There was a lot of speculation about a week ago when everyone from Fox News anchors to Republican politicians suddenly began to encourage its viewers and voters were vaccinated: was it because they feared the electoral implications of large numbers of Republican voters dying of COVID, or because of the stock market crash based on Delta variant fears, or because of something else?

You may well have seen devastating survey figures like these. If around 70% of Americans get vaccinated, partisanship is inextricably linked to vaccination status, and 65-70% of Americans who actively want to see passports and vaccine mandates implemented become ill from an endemic variant Delta or are forced by circumstances to limit their enjoyment. of life due to a toxic pro-virus movement associated primarily with the Republican Party, which could have dire electoral consequences.

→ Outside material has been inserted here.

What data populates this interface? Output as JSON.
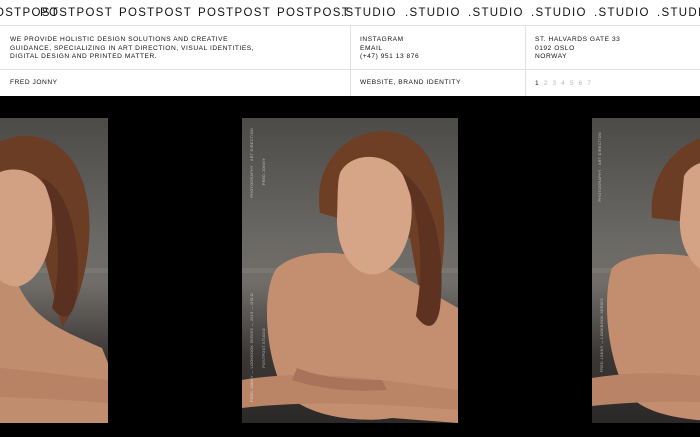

If COVID ends up bringing down more than a million Americans, conservatives can try Blaming Biden and the Democrats, but it’s not entirely clear that voters will believe it when the variant is causing the most devastation among unvaccinated belligerent Republicans in the red zones. And unlike many other issues that electorally favor Democrats, this one is deeply personal and provokes anger in those vaccinated.

It is conventional wisdom that Republicans are well-positioned enough to win the House and Senate in the 2022 midterm elections that it would take an act of staggering incompetence to fail. The path to majorities in the House and Senate in 2022 still runs through purple suburban districts and states with a balance of urban and rural populations. It’s hard to see how Republicans will triumph if they are associated with an anti-vax white evangelical movement that puts 70% of Americans directly in danger. Any advantage they seek to sabotage the Biden administration’s economic and public health response may end up costing them more than they earn, not just in actual human lives, but in congressional seats as well.